The project, which is co-funded by the European Union’s Erasmus+ Programme, will address issues that apprenticeship deliverers and policy makers face while ensuring greater numbers of SMEs are aware of the opportunities available to them.
Over the past two years, each partner has been working with its local stakeholder organisations and deliverers of apprenticeship programmes on a series of events and awareness campaigns.
The partners have been bringing together SMEs and apprenticeship providers to identify shared solutions that will close the gaps that currently exist in this area.
Russell Yates, Enterprise Development Fellow at Manchester Metropolitan, said: “While apprenticeship systems vary between countries, all businesses have the same needs and face confusion about the systems available. This is compounded by a lack of understanding of the benefits of hiring an apprentice, with many businesses often noticing only the ‘cost’.
“However, there is evidence to suggest that organisations can gain business benefits by hiring an apprentice while ensuring that they are able to develop the skills that they need.”
Manchester Metropolitan will continue to work with its partners to promote the project’s activities widely and enable best practices to be embedded by training providers and business support organisations in the UK, Spain and Austria.
Russell added: “Businesses across the partnership have told us about the very positive experiences they have had when hiring an apprentice. We have been encouraging businesses to talk to each other about their experiences while helping the SME community by removing the barriers in their involvement.
“As a direct result of the project, Greater Manchester will have directly involved over 650 SMEs in discussions about apprenticeships by the end of August 2018.”
More than 70 delegates came together at the King Street Townhouse in Manchester on July 3 to listen to the achievements made since the project launched in January 2017.
The attendees also discussed the next steps to ensure the project’s legacy lives on through the involvement and support of other providers.

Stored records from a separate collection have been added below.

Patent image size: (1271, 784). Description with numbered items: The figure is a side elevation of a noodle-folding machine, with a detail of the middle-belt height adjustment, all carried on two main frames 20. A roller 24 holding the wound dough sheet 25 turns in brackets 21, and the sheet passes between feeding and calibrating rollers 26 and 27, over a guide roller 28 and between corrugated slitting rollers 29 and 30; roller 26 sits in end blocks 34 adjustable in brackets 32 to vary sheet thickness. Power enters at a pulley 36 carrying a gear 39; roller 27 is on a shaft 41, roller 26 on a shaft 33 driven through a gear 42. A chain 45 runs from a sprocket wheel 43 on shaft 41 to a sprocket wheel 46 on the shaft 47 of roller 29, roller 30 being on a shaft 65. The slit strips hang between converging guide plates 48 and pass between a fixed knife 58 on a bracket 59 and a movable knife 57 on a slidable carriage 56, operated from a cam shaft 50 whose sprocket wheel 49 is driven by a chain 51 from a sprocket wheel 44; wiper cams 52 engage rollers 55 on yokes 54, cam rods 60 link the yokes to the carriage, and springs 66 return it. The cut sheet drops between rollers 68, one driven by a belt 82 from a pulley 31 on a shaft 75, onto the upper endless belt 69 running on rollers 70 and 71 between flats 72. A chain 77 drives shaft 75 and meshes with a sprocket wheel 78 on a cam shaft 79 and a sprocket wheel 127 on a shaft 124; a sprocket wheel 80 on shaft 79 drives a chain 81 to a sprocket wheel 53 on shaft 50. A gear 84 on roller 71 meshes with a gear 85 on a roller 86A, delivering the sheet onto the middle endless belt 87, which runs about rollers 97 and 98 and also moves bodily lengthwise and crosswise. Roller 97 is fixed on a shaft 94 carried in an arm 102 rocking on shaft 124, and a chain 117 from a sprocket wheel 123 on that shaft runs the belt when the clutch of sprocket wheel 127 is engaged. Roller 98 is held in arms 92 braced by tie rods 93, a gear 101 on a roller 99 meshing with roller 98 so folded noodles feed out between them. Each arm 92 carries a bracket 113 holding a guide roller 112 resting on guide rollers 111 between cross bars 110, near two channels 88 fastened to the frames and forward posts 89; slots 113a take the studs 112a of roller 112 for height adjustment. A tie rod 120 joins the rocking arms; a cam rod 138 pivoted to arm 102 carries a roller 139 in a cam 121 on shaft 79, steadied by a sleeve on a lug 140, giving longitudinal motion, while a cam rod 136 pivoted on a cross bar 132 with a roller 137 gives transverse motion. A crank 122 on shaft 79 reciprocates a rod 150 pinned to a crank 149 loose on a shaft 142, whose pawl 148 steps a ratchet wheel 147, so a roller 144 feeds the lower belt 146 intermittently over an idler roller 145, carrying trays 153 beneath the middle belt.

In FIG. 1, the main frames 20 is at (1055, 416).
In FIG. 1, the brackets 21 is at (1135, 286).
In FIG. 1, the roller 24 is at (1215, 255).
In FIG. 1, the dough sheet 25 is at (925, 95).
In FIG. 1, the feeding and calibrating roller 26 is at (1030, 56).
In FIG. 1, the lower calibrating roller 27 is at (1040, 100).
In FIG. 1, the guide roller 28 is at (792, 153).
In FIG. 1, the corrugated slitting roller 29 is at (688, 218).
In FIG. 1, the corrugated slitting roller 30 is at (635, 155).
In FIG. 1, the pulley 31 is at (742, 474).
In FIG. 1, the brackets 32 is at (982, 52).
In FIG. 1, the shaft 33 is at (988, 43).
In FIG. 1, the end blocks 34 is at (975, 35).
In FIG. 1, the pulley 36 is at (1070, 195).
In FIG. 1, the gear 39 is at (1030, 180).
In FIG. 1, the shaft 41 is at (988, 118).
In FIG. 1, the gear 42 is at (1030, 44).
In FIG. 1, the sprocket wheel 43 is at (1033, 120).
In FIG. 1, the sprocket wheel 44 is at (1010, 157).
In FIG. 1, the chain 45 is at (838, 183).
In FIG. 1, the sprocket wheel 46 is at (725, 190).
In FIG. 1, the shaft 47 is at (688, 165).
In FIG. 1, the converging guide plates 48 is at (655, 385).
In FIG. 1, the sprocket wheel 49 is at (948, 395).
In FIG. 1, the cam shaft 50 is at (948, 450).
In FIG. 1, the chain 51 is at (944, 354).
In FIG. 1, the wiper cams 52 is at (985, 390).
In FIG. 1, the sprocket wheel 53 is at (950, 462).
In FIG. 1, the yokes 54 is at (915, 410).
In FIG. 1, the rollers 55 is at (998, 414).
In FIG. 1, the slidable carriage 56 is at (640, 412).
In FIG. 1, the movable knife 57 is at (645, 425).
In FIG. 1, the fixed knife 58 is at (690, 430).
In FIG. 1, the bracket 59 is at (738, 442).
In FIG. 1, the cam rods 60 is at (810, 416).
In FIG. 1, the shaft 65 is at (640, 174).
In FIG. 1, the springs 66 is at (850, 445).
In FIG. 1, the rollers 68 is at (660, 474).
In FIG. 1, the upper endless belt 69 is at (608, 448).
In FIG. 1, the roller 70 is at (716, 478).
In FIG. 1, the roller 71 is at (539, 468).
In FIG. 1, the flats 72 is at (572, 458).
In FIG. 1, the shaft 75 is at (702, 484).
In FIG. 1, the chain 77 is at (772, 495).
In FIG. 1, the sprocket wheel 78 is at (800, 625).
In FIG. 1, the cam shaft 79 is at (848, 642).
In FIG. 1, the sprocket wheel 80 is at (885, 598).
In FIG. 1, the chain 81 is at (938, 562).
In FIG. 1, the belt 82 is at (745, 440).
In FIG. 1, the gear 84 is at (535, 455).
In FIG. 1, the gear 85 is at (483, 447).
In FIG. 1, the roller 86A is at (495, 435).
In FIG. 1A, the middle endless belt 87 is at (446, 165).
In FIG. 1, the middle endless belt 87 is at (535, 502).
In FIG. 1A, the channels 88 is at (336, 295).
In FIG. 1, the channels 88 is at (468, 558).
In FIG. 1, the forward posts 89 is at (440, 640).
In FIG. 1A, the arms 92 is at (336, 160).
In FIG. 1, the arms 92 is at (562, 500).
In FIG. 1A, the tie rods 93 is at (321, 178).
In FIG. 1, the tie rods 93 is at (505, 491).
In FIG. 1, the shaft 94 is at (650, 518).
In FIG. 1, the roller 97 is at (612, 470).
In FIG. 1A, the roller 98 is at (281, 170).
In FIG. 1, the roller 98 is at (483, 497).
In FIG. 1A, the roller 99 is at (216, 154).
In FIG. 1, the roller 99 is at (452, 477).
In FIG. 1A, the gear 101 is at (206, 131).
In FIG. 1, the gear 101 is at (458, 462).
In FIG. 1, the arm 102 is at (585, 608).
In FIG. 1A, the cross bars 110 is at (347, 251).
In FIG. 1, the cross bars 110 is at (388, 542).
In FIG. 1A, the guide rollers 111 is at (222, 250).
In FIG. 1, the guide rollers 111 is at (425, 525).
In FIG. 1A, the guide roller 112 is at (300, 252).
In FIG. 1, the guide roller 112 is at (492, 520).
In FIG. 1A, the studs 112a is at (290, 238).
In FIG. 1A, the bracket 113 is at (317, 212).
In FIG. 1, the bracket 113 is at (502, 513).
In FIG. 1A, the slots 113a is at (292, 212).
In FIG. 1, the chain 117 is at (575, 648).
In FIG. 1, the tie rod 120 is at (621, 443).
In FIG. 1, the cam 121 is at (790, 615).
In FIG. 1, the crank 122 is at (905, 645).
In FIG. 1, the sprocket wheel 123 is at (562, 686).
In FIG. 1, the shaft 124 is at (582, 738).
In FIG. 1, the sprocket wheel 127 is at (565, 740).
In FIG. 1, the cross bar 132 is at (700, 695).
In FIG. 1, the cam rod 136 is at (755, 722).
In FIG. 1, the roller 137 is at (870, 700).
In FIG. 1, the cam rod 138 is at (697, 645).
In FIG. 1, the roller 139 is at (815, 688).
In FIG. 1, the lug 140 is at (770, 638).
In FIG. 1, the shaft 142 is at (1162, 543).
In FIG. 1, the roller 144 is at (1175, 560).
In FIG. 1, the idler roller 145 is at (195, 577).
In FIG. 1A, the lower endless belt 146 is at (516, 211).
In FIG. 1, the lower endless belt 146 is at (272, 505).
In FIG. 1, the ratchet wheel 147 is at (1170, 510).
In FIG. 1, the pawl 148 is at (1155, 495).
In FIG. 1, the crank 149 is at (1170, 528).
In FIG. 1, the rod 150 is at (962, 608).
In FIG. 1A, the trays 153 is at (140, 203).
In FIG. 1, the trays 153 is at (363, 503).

Delegates from the University of Cordoba have already visited Manchester Metropolitan to learn more about degree apprenticeships, with a view to developing the first of its kind in Spain, while a Manchester team visiting Vienna reached an agreement with the Austrian Ministries to implement more provision in the digital sector.
Speaking at the event, Professor Julia Clarke, Pro-Vice Chancellor of Business and Law at Manchester Metropolitan, said: “We are working with our partners to make apprenticeships simpler to understand through clear and consistent advice, enabling more employers to access high-quality apprentices and giving them the best chance to grow their business.
“Welcoming our partners from Vienna and Cordoba to Manchester, alongside SMEs and policy makers, allows us to embed the work carried out to date into business support and training provision across Greater Manchester.”
The SME GAP project builds on Manchester Metropolitan’s pioneering work in apprenticeship provision and enterprise.